* köpekleri erkek kedileri kız sanırdım.
* oynama düşer dediklerinde inanırdım :/
* 'dante gibi ortasındayız ömrün' dizesini 'dantel gibi ortasındayız ömrün' sanıyor, dedemlere ne zaman gitsek sehpanın üzerindeki dantel örtünün ortasına kilitlenerek kendimce hayatı sorguluyordum.
* haberlerde bazen falanca öldü diye haber çıkıyordu. sanıyordum ki o gün bir tek o öldü. her ölen kişinin haberlerde söyleneceğini sanırdım.
* söz kesmede bronz, nişanda gümüş, evlilikte de altın yüzük takıldığını sanırdım.
* bütün dolmuş şoförlerinin adını müsait sanırdım. (bkz: müsait bir yerde inecek var)
* ters ilişkiyi kadının erkeği düzmesi zannederdim..
* darbuka sesini, dansözün kıvırarak kendisinin çıkardığını sanırdım.
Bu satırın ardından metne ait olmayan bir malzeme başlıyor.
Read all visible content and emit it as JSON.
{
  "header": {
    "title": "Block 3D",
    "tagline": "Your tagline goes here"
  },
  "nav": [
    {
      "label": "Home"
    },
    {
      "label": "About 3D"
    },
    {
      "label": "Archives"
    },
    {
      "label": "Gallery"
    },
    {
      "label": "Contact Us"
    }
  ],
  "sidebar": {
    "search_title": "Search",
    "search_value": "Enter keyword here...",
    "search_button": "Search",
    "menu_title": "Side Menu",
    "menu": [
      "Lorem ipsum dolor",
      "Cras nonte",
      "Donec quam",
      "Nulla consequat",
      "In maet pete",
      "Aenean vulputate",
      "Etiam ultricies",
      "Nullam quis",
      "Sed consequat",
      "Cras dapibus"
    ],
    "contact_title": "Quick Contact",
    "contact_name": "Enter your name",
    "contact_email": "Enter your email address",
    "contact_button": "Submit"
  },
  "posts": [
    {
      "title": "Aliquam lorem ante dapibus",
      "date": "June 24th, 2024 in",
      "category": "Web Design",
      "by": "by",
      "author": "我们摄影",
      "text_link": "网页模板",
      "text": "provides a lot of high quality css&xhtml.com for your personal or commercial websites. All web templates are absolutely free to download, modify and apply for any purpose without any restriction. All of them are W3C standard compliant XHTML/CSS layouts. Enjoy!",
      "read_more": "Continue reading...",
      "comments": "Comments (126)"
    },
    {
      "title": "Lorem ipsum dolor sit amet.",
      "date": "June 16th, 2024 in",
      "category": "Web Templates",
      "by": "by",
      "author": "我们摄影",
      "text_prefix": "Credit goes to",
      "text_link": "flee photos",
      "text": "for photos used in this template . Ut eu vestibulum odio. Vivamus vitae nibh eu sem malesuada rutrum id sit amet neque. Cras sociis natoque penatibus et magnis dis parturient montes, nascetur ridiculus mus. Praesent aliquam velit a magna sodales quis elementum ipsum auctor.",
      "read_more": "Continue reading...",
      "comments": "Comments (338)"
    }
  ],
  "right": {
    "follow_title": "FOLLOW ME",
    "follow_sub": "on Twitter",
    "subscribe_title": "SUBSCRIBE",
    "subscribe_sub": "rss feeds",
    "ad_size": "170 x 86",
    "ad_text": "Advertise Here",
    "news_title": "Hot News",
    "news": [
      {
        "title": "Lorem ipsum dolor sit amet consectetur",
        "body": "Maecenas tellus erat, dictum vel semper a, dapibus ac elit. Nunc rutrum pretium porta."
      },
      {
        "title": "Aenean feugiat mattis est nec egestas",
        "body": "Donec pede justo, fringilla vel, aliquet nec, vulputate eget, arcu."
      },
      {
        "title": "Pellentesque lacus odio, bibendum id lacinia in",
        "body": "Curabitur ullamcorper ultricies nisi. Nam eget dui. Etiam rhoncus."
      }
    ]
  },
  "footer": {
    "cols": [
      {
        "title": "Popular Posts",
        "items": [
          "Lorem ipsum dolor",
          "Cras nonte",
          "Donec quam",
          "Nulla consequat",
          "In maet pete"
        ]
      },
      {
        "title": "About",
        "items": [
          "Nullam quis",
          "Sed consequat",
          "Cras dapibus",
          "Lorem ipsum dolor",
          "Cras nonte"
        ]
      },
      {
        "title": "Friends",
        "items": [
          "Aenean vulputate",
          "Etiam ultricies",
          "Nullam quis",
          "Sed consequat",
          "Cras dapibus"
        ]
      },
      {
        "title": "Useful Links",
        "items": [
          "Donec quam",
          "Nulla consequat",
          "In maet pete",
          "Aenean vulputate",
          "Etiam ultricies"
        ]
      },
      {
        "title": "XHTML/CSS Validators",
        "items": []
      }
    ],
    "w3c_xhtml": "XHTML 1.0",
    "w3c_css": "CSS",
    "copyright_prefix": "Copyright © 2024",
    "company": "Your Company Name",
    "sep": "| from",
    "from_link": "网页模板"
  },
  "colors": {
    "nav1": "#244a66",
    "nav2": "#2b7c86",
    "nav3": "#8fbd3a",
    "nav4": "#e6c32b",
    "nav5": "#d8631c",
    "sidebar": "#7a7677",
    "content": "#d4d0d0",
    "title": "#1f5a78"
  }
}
* 'lar' diye bi deniz var sanırdım;
"korkma sönmez bu şafak
larda yuzen alsancak" dan kaynaklı..
suvariler ve onlar arasında çıkan kanlı bir savaş sonucu yakındaki bir derenin kan nedeniyle kızıla boyanmış olduğunu düşünmüştüm hep. çocukluk hayal gücü işte.
yemekten sonra tabağımı ekmekle sıyırıp pırıl pırıl yapıp gerçekten temizlendiğini sanmamdır. sonra da tabağı anneme gösterip:
-bak anneciğim yıkamana gerek kalmadı, yorulma sen
deyip annemi öperdim. çok üzülürdüm annem çalıştığı için.
- 1. dünya savaşında almanya yenildiği için yenik sayılmamız.
- insan maymundan geldiyse, şimdiki maymunlar neden insan değil?
- öğretmenlerin tamamen iyi niyetli olması.
bütün bu yanlışların eğitim yuvası denen okullarda gerçekleşiyor olması ne acı tesadüf.
doktorculuk oyununu büyüklerimizinde aynı şekilde gerçekleştirdiğini düşünürdüm. şimdi düşündümde bir erkek doktorun o kadar karı kızla doktorculuğu oyun niyetine oynamasını ! doktorun kadın doğum uzmanı olmasını diledim şuan.